By ThirdCulture on November 04, 2011
My marathon pants are one step away from total disintegration. And it makes me sad. The pants in question are not pants used to run a marathon. They’re the jeans that I fit into after I completed my first (and so far, only) marathon. That was almost three years ago, or more than a lifetime—my daughter’s lifetime, that is.
The pants were also my post-preggo goal pants. The ones that would confirm that I had pretty much lost all my baby weight.
When I was pregnant, I gained a whopping 55 pounds. I was so completely horrified by this number that I uttered this fact for the first time a couple of months ago, when I took a mini-vacation with good girlfriends in Southern California.
I felt strange telling them, my closest friends in the world, about the horribly large number. Fifty. Five. Pounds.
That is a lot of weight.
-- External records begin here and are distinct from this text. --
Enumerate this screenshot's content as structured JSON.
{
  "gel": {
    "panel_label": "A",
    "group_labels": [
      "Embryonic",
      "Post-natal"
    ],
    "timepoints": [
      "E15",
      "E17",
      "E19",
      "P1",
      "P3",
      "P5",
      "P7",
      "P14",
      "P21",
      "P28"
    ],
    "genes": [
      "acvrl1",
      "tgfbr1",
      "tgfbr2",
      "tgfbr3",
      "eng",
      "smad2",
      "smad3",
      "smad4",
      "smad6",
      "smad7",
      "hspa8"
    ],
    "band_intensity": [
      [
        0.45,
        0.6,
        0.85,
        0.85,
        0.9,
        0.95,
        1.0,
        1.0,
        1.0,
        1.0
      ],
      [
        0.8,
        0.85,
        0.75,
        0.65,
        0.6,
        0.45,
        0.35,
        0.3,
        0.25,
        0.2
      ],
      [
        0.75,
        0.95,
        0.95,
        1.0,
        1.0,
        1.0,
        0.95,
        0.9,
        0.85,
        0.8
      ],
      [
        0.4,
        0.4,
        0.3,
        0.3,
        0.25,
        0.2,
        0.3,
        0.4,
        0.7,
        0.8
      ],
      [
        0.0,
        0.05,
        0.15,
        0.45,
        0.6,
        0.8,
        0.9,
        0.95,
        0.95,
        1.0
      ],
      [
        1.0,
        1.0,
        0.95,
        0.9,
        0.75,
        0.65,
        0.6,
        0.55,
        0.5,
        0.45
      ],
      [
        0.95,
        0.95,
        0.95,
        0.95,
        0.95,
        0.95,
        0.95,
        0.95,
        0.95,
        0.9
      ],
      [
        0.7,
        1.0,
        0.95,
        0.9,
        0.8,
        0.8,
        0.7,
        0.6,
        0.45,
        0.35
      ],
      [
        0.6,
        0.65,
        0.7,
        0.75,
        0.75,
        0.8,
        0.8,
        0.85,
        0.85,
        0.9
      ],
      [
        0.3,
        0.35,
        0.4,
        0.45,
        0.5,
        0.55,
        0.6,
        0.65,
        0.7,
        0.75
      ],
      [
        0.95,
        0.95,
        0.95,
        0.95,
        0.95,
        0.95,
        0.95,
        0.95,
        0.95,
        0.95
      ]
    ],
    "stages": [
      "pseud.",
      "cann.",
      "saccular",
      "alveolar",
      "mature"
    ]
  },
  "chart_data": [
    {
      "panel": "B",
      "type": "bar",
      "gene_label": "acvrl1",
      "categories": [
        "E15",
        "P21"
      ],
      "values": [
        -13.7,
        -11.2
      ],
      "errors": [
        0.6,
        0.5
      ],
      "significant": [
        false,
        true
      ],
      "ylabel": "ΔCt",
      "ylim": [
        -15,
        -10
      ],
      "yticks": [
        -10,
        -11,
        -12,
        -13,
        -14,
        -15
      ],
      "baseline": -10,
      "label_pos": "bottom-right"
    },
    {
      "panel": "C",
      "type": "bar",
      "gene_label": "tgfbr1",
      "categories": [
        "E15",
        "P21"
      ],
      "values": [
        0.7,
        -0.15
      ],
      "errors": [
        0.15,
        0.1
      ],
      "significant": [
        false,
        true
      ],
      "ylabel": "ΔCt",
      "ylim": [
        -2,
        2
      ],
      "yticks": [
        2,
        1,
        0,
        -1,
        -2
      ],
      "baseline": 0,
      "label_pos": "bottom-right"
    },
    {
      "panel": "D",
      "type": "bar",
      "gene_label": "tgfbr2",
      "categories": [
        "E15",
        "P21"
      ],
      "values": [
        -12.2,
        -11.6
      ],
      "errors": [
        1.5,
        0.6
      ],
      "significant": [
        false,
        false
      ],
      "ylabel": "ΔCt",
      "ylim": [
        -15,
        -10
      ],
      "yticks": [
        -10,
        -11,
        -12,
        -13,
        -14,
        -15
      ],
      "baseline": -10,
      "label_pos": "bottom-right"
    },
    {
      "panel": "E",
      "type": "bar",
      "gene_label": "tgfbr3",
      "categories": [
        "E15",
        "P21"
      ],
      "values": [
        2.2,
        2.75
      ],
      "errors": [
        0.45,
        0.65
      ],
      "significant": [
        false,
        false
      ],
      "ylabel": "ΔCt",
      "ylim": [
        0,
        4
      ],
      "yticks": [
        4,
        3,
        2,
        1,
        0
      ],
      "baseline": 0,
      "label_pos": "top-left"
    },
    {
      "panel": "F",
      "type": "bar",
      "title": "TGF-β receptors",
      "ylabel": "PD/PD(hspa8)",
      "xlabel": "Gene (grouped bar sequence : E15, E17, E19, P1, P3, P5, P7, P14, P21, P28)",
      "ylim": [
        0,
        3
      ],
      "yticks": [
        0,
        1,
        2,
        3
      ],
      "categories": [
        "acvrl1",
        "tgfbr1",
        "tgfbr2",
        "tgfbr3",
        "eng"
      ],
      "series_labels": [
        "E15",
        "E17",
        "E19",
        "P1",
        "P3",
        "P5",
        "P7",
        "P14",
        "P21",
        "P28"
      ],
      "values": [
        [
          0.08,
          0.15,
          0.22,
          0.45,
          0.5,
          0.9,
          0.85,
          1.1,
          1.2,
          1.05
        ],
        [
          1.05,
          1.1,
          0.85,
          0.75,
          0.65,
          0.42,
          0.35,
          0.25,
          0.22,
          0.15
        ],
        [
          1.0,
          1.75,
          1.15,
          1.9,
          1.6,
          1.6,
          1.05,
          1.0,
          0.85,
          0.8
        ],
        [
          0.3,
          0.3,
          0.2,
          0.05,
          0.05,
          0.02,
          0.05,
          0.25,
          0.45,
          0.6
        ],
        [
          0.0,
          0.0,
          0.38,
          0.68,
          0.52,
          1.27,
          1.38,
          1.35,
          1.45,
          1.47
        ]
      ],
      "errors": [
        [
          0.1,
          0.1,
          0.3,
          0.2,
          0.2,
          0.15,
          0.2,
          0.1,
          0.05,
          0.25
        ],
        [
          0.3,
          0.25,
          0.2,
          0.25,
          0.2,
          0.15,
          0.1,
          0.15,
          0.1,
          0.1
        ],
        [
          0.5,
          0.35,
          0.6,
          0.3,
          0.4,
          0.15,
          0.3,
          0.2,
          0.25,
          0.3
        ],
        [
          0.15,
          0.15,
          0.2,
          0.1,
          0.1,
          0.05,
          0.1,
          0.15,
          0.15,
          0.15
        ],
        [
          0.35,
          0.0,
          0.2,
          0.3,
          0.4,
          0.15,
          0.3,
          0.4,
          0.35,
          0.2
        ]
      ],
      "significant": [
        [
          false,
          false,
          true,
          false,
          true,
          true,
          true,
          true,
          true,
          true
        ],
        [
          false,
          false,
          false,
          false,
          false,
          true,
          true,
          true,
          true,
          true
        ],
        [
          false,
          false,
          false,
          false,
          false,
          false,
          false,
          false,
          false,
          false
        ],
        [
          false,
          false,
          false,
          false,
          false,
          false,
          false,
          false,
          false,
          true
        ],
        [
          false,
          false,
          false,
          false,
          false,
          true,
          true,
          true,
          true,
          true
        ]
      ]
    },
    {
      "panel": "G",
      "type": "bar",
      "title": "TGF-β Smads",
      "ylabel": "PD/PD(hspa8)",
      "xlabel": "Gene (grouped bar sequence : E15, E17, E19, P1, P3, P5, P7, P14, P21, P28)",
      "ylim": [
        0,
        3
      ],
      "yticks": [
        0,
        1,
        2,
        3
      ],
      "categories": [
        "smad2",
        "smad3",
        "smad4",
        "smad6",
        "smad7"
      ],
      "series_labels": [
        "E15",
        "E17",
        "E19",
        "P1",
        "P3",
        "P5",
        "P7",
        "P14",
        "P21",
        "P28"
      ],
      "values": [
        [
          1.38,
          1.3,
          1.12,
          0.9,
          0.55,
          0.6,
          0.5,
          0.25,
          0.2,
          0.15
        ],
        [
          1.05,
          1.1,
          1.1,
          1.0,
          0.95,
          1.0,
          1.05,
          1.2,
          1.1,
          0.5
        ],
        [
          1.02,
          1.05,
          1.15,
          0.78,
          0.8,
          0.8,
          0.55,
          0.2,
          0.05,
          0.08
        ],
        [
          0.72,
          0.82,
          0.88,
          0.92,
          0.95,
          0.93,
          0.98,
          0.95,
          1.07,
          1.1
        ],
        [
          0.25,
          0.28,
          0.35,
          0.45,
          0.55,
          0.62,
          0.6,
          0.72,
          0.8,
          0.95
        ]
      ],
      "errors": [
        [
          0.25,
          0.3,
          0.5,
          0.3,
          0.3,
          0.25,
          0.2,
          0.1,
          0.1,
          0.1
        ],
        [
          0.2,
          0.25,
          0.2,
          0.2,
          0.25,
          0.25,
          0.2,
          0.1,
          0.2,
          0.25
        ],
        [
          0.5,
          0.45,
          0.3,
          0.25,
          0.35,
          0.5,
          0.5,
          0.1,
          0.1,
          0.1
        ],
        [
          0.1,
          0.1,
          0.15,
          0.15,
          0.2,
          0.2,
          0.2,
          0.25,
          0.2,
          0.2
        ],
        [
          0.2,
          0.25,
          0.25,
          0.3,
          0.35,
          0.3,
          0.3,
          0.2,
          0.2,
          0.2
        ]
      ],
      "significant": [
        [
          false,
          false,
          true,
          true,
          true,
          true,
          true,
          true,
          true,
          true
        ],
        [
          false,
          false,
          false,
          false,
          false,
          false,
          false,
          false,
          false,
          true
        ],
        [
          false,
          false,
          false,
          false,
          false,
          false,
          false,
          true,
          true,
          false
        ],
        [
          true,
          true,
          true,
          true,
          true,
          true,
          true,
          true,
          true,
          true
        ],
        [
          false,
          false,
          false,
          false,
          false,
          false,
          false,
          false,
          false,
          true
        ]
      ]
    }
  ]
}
I can assure you that I eat well (I can see all the judging “Yeah, rights” and eye-rolling now—but no matter, I know how I eat). I wasn’t eating entire boxes of sugary cereal of a dozen donuts at a time. I’m the type of person who doesn’t believe in shortcuts in the kitchen—no processed foods, no canned products other than tomatoes, no frozen meals.
When I was pregnant with P, I was eating the same home-made balanced meals that I always make, and swimming a couple of times a week (up until week 34). But the weight just coming. And coming. And coming.
Anyway, after I gave birth to P, I lost about 30 pounds in a few weeks—which would have been fantastic had I only gained the recommended 30 pounds. The remaining 25 pounds decided to stick around, laughing at me every time I looked in the mirror, and practically jeering when I dared to think about those marathon pants.
When P was born, I was only employed part time. In those early weeks, I would go for walks around the neighborhood to get fresh air and get used to moving again. I tried running, but the extra weight was making things difficult on my joints (and those running clothes frankly looked obscene on me). And to be honest, I’m the type of person who is super motivated by paying for a gym membership.
So a gym membership was the very first thing I purchased when finally landing a full-time job. The YMCA close to work (in Chinatown, San Francisco) had just undergone a multi-million dollar renovation. It was gorgeous, with a saline pool and empty locker rooms. All at fabulous Y prices.
Starting in September 2010, I started hitting the gym 3-4 times a week. I tried everything: Master swim, boot camp, spinning, Pilates, cardio kickbox. I even tried three minutes of a Zumba class before realizing that a person with zero rhythm has no business doing something that dance oriented.
I was definitely toning up and gaining muscle, but still not losing any weight. Various pants were starting to fit much better, but the marathon pants were still out of reach. I still needed an extra something, a little boost, an oomph if you will.
Finally, when A was away in New York for four months, I saw an opportunity to do something I’d never done before: a cleanse. I’m not talking about one of those crazy cayenne and lemon drink cleanses (which I am convinced will pierce a hole through your gut), but one with actual food. Namely, a combination of yogurt, almonds, spinach, raspberries, and eggs for five days. Followed by water. Lots and lots of water.
And it actually worked. I lost about ten pounds in five days, and continued to drop weight (though reverting back to a normal diet)—for a total of 18 pounds lost in a couple of months.
That was eight months ago now, and the weight has stayed off (yee haw!!). I’m only seven pounds away from my pre-preggo weight, and started fitting back into the marathon pants a few months ago.
I wore them everywhere. The office, shopping, weekend visits with friends—everywhere. And little by little, those beloved pants started fraying at the seams, getting nubbly at the bum, and practically unraveling only as your favorite pants are wont to do. Especially when the manufacturer doesn’t make the same style anymore (c’mon Gap. Really?).
I still can’t bear to throw them away, though. I cut off the bottom eight inches, and now have the fanciest pair of gardening pants on the block. I may run another marathon someday and have a new pair of “marathon pants,” but you never forget your first love.